Kanu and his defence team had argued that the Terrorism Prevention Amendment Act 2013, under which he was charged, has been repealed by the Terrorism (Prevention and Prohibition Act) 2022.
Noting that a law dies when it is repealed by the National Assembly, the lawyer stressed that “You cannot try a man under a dead law and Nigerian courts have said it over and over again.”
According to him, the Supreme Court made the declaration in a landmark case – A.G. Lagos State v. Dosunmu, where the apex court held that once a law is repealed, it ceases to exist for all future purposes.
“Meaning you cannot charge under it,
you cannot try under it, and you cannot convict under it,” he stated.
Noting that Kanu’s conviction was built on Section 98(3) of the Terrorism (Prevention and Prohibition) Act 2022, the defence team argued that the judge “conveniently ignored Section 97” which stipulated that any trial shall be continued and completed under the Act.
“The trial in Kanu’s case restarted in March 2025. By law, it must proceed under the 2022 Act,” Njoku said, stating that Section 98(3) does not authorize a 2025 conviction under a 2013 law, as it does not override Section 97.
The statement further observed that Nigerian judges have over the years adopted a formula of intimidating the public with complex language until they stop asking questions.
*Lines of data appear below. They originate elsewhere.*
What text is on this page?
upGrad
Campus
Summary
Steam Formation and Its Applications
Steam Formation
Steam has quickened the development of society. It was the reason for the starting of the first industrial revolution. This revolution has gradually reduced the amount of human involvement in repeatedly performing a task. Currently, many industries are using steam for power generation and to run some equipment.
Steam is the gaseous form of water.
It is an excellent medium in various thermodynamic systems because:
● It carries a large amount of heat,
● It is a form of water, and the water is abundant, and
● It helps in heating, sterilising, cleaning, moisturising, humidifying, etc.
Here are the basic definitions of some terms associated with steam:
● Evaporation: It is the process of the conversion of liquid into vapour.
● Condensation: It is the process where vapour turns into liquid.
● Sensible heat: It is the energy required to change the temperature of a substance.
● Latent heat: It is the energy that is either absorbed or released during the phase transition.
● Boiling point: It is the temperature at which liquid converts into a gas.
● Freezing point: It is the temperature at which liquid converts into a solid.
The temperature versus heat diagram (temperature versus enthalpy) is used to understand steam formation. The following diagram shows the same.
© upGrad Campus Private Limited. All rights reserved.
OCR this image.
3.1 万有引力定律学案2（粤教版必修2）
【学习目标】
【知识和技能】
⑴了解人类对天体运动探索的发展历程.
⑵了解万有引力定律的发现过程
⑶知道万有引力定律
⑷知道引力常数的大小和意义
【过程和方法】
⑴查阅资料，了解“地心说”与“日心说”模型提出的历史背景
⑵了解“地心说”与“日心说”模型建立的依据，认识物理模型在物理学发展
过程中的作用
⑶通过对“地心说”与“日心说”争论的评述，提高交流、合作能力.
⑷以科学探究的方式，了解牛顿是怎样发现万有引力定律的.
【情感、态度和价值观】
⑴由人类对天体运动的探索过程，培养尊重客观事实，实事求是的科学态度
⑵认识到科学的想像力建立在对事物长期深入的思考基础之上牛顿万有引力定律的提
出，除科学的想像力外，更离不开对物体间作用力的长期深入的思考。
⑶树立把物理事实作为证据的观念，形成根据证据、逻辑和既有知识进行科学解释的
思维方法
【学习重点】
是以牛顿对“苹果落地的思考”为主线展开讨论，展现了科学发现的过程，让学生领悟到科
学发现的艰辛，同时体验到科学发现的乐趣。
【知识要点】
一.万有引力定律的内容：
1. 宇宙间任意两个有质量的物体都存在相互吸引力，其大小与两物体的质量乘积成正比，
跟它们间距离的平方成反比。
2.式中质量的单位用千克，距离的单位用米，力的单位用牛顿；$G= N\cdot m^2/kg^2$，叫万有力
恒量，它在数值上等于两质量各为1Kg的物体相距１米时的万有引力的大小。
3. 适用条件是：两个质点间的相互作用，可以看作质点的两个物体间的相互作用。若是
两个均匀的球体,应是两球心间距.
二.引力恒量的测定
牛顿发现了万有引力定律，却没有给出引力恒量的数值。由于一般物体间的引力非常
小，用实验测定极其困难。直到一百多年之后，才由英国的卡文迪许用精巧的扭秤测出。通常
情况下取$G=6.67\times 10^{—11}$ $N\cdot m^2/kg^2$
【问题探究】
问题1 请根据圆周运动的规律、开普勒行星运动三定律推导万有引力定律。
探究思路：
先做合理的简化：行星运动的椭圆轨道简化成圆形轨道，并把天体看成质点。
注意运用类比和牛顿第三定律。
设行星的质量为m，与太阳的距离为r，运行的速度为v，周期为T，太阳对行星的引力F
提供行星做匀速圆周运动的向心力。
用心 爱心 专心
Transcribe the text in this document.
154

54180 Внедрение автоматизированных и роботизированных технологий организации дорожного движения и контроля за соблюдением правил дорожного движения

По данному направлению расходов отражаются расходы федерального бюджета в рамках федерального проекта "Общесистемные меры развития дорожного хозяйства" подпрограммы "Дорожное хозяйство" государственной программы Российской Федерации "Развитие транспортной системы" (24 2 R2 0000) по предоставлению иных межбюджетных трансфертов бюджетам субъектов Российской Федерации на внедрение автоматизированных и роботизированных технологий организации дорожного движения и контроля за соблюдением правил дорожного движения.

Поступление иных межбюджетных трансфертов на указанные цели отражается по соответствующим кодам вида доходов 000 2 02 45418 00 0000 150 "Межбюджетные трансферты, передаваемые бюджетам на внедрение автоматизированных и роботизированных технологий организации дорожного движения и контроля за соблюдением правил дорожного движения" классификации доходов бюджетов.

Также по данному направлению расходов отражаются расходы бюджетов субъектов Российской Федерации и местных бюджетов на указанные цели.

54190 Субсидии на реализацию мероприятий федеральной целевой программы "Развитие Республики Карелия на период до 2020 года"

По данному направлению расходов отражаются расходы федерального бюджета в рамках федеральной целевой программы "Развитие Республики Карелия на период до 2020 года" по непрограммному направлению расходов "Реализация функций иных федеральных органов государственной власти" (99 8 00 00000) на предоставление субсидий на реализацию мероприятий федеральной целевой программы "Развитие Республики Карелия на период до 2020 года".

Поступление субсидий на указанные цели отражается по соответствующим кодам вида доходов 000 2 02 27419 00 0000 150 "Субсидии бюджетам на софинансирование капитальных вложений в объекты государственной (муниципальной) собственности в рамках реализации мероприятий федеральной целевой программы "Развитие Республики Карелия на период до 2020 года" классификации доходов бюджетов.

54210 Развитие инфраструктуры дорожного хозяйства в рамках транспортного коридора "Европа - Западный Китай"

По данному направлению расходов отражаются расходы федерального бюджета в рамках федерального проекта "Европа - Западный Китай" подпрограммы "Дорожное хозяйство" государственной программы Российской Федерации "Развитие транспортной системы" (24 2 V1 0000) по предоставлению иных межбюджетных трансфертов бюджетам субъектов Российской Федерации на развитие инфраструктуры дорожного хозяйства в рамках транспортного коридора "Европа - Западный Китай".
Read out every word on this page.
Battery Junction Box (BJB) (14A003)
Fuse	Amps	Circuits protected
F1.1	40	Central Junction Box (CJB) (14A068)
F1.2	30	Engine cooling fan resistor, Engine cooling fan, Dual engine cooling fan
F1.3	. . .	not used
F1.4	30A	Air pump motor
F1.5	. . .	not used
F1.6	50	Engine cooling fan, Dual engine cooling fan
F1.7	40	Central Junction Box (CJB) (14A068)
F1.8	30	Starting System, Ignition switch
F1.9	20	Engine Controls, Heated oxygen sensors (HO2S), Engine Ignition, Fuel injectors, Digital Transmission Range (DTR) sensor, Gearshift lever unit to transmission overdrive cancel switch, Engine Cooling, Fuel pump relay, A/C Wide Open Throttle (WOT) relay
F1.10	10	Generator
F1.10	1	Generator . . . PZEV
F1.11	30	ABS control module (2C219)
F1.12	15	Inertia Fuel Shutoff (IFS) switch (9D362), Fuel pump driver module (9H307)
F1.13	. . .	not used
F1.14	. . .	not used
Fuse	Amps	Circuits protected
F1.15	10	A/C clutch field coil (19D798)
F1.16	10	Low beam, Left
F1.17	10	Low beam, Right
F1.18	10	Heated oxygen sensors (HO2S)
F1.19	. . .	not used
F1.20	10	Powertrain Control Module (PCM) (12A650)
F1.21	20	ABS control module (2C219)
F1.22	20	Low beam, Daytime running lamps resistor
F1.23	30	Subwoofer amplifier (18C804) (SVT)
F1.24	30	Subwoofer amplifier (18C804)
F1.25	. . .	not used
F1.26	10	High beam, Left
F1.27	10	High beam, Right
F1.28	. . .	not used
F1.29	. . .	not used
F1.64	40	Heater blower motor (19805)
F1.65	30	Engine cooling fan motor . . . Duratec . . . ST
However, it noted that the situation has changed with Kanu’s case as Nigerians are now “forced to become lawyers” due to exposure to legal knowledge.
“Nnamdi Kanu’s case has backfired spectacularly. The courts have forced Nigerians to become lawyers — for survival. This era of judicial mystification is dying. Kanu’s case is the breaking point. It has forced ordinary Nigerians to open the statutes themselves. And when the people read the law directly, without judicial distortion, the entire edifice of manipulation crumbles,” the statement said.
The Mazi Nnamdi Kanu Global Defence Consortium expressed confidence that Kanu’s conviction will be overturned by the Court of Appeal.
Njoku argued that if the Court of Appeal upholds the conviction, it would overthrow every repeal rule in Nigerian jurisprudence, contradict the Constitution and Supreme Court precedents, and drag Nigeria into global ridicule.
“It is legally impossible to sustain the judgment without committing intellectual dishonesty on a national scale. Kanu’s case is not just a legal battle. It is a national awakening,” the statement added.